Lastly, BVNA members heard from State Rep. Aaron Michlewitz, a representative from City Councilor Annissa Essaibi-George’s office, and Alejandra St. Guillen, who is running for City Council At-Large.
Michlewitz talked about the education reform that was passed last week, which he said is the first time the formula has changed in 26 years. He said the reimbursement for charter schools will change, as well as some other formulas that have been a focus for a while. “We have a huge achievement gap in the Commonwealth,” he said. “We pride ourselves on education.”

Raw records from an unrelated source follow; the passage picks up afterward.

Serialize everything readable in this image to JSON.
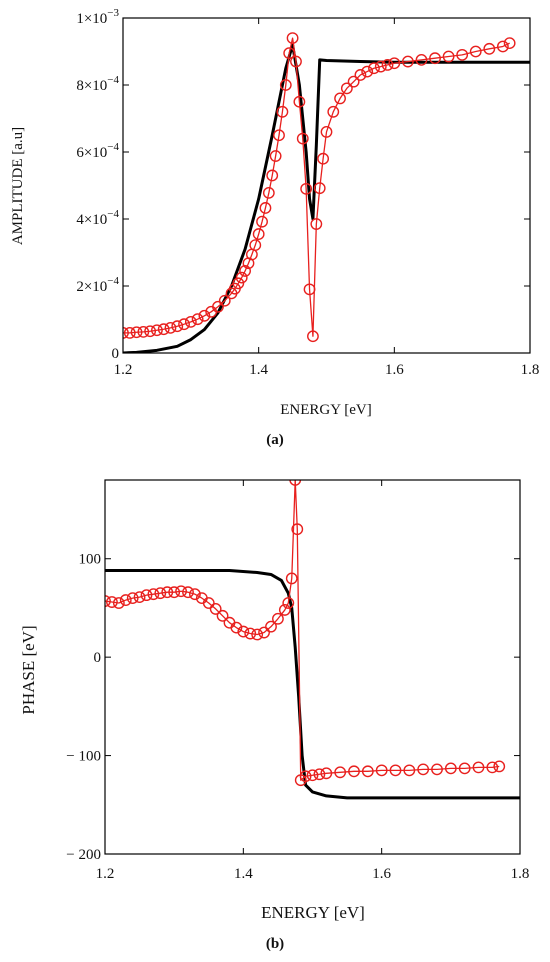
{
  "chart_data": [
    {
      "type": "line",
      "caption": "(a)",
      "xlabel": "ENERGY [eV]",
      "ylabel": "AMPLITUDE [a.u]",
      "xlim": [
        1.2,
        1.8
      ],
      "ylim": [
        0,
        0.001
      ],
      "xticks": [
        {
          "value": 1.2,
          "label": "1.2"
        },
        {
          "value": 1.4,
          "label": "1.4"
        },
        {
          "value": 1.6,
          "label": "1.6"
        },
        {
          "value": 1.8,
          "label": "1.8"
        }
      ],
      "yticks": [
        {
          "value": 0,
          "mant": "0",
          "exp": ""
        },
        {
          "value": 0.0002,
          "mant": "2×10",
          "exp": "−4"
        },
        {
          "value": 0.0004,
          "mant": "4×10",
          "exp": "−4"
        },
        {
          "value": 0.0006,
          "mant": "6×10",
          "exp": "−4"
        },
        {
          "value": 0.0008,
          "mant": "8×10",
          "exp": "−4"
        },
        {
          "value": 0.001,
          "mant": "1×10",
          "exp": "−3"
        }
      ],
      "grid": false,
      "series": [
        {
          "style": "line",
          "color": "#000000",
          "x": [
            1.2,
            1.22,
            1.25,
            1.28,
            1.3,
            1.32,
            1.34,
            1.36,
            1.38,
            1.4,
            1.42,
            1.44,
            1.45,
            1.46,
            1.47,
            1.475,
            1.48,
            1.485,
            1.49,
            1.5,
            1.55,
            1.6,
            1.7,
            1.8
          ],
          "y": [
            0.0,
            2e-06,
            8e-06,
            2e-05,
            4e-05,
            7e-05,
            0.00012,
            0.0002,
            0.00031,
            0.00046,
            0.00065,
            0.00085,
            0.00092,
            0.0008,
            0.0006,
            0.00046,
            0.0004,
            0.00062,
            0.000875,
            0.000873,
            0.00087,
            0.000868,
            0.000868,
            0.000868
          ]
        },
        {
          "style": "line-marker",
          "marker": "circle",
          "color": "#e8201e",
          "x": [
            1.2,
            1.21,
            1.22,
            1.23,
            1.24,
            1.25,
            1.26,
            1.27,
            1.28,
            1.29,
            1.3,
            1.31,
            1.32,
            1.33,
            1.34,
            1.35,
            1.36,
            1.365,
            1.37,
            1.375,
            1.38,
            1.385,
            1.39,
            1.395,
            1.4,
            1.405,
            1.41,
            1.415,
            1.42,
            1.425,
            1.43,
            1.435,
            1.44,
            1.445,
            1.45,
            1.455,
            1.46,
            1.465,
            1.47,
            1.475,
            1.48,
            1.485,
            1.49,
            1.495,
            1.5,
            1.51,
            1.52,
            1.53,
            1.54,
            1.55,
            1.56,
            1.57,
            1.58,
            1.59,
            1.6,
            1.62,
            1.64,
            1.66,
            1.68,
            1.7,
            1.72,
            1.74,
            1.76,
            1.77
          ],
          "y": [
            6e-05,
            6e-05,
            6.2e-05,
            6.3e-05,
            6.5e-05,
            6.8e-05,
            7.1e-05,
            7.5e-05,
            8e-05,
            8.6e-05,
            9.3e-05,
            0.000101,
            0.000111,
            0.000123,
            0.000138,
            0.000156,
            0.000178,
            0.000192,
            0.000208,
            0.000225,
            0.000245,
            0.000268,
            0.000294,
            0.000322,
            0.000355,
            0.000392,
            0.000433,
            0.000478,
            0.00053,
            0.000588,
            0.00065,
            0.00072,
            0.0008,
            0.000895,
            0.00094,
            0.00087,
            0.00075,
            0.00064,
            0.00049,
            0.00019,
            5e-05,
            0.000385,
            0.000492,
            0.00058,
            0.00066,
            0.00072,
            0.00076,
            0.00079,
            0.00081,
            0.00083,
            0.00084,
            0.00085,
            0.000855,
            0.00086,
            0.000865,
            0.00087,
            0.000875,
            0.00088,
            0.000885,
            0.00089,
            0.0009,
            0.000908,
            0.000915,
            0.000925
          ]
        }
      ]
    },
    {
      "type": "line",
      "caption": "(b)",
      "xlabel": "ENERGY [eV]",
      "ylabel": "PHASE [eV]",
      "xlim": [
        1.2,
        1.8
      ],
      "ylim": [
        -200,
        180
      ],
      "xticks": [
        {
          "value": 1.2,
          "label": "1.2"
        },
        {
          "value": 1.4,
          "label": "1.4"
        },
        {
          "value": 1.6,
          "label": "1.6"
        },
        {
          "value": 1.8,
          "label": "1.8"
        }
      ],
      "yticks": [
        {
          "value": -200,
          "label": "− 200"
        },
        {
          "value": -100,
          "label": "− 100"
        },
        {
          "value": 0,
          "label": "0"
        },
        {
          "value": 100,
          "label": "100"
        }
      ],
      "grid": false,
      "series": [
        {
          "style": "line",
          "color": "#000000",
          "x": [
            1.2,
            1.3,
            1.38,
            1.42,
            1.44,
            1.455,
            1.465,
            1.47,
            1.475,
            1.48,
            1.485,
            1.49,
            1.5,
            1.52,
            1.55,
            1.6,
            1.7,
            1.8
          ],
          "y": [
            88,
            88,
            88,
            86,
            84,
            78,
            65,
            50,
            10,
            -40,
            -100,
            -130,
            -137,
            -141,
            -143,
            -143,
            -143,
            -143
          ]
        },
        {
          "style": "line-marker",
          "marker": "circle",
          "color": "#e8201e",
          "x": [
            1.2,
            1.21,
            1.22,
            1.23,
            1.24,
            1.25,
            1.26,
            1.27,
            1.28,
            1.29,
            1.3,
            1.31,
            1.32,
            1.33,
            1.34,
            1.35,
            1.36,
            1.37,
            1.38,
            1.39,
            1.4,
            1.41,
            1.42,
            1.43,
            1.44,
            1.45,
            1.46,
            1.465,
            1.47,
            1.475,
            1.478,
            1.483,
            1.49,
            1.5,
            1.51,
            1.52,
            1.54,
            1.56,
            1.58,
            1.6,
            1.62,
            1.64,
            1.66,
            1.68,
            1.7,
            1.72,
            1.74,
            1.76,
            1.77
          ],
          "y": [
            57,
            56,
            55,
            58,
            60,
            61,
            63,
            64,
            65,
            66,
            66,
            67,
            66,
            64,
            60,
            55,
            49,
            42,
            35,
            30,
            26,
            24,
            23,
            25,
            31,
            39,
            48,
            55,
            80,
            180,
            130,
            -125,
            -121,
            -120,
            -119,
            -118,
            -117,
            -116,
            -116,
            -115,
            -115,
            -115,
            -114,
            -114,
            -113,
            -113,
            -112,
            -112,
            -111
          ]
        }
      ]
    }
  ]
}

He said that the budget that was passed this July was his first as Chairman of the Ways and Means Committee. He said they put in “monumental” money for education, as well as “historic amounts” of money for homelessness and housing. “We have great shelters in my district,” he said, adding that the individual shelter line item was fully funded in the budget as well.
“We’re putting an extensive amount of money into public housing,” Michlewitz said. He said there are infrastructure issues with public housing across the board, and money needs to be dedicated to fix the problems. He also said that whenever talking about a particular housing development project it is important that there is onsite affordability.
Additionally, there will be increased Community Preservation Act (CPA) funding due to the increase in fees at the Registry of Deeds. The money from that will go directly into CPA funding, he said. He has a coffee hour scheduled for Saturday, November 2 at the Berkeley Perk cafe in the South End. He also encouraged people to email him with any concerns that he may be able to create legislation from. “I’m there to be your voice and to work on behalf of you,” he said.
A representative from Annissa Essaibi-George’s office talked about some things that the councilor has been working on, including working to make sure schools are fully funded by the budget. Every BPS school now has a full-time nurse, and Essaibi-George is continuing to work on increasing mental health professionals throughout the schools as well. She is also working on increasing access to affordable units throughout the city as well as artist live/work spaces, “addressing the most vulnerable populations in this housing crisis,” the representative said.
Alejandra St. Guillen said that she grew up in Mission Hill, and was a Boston Public Schools graduate. She was a public school teacher and served as the Director of Immigrant Advancement for the City of Boston. She said in her time in that position, she realized “just how critical municipal government was.” She said that if elected, she is “excited about joining a council that already has a lot of strong women.” She also asked everyone to get out and vote on November 5.
“I’m excited,” she said. “I think there’s a real opportunity in the city to shape the type of city we want to be for generations to come.”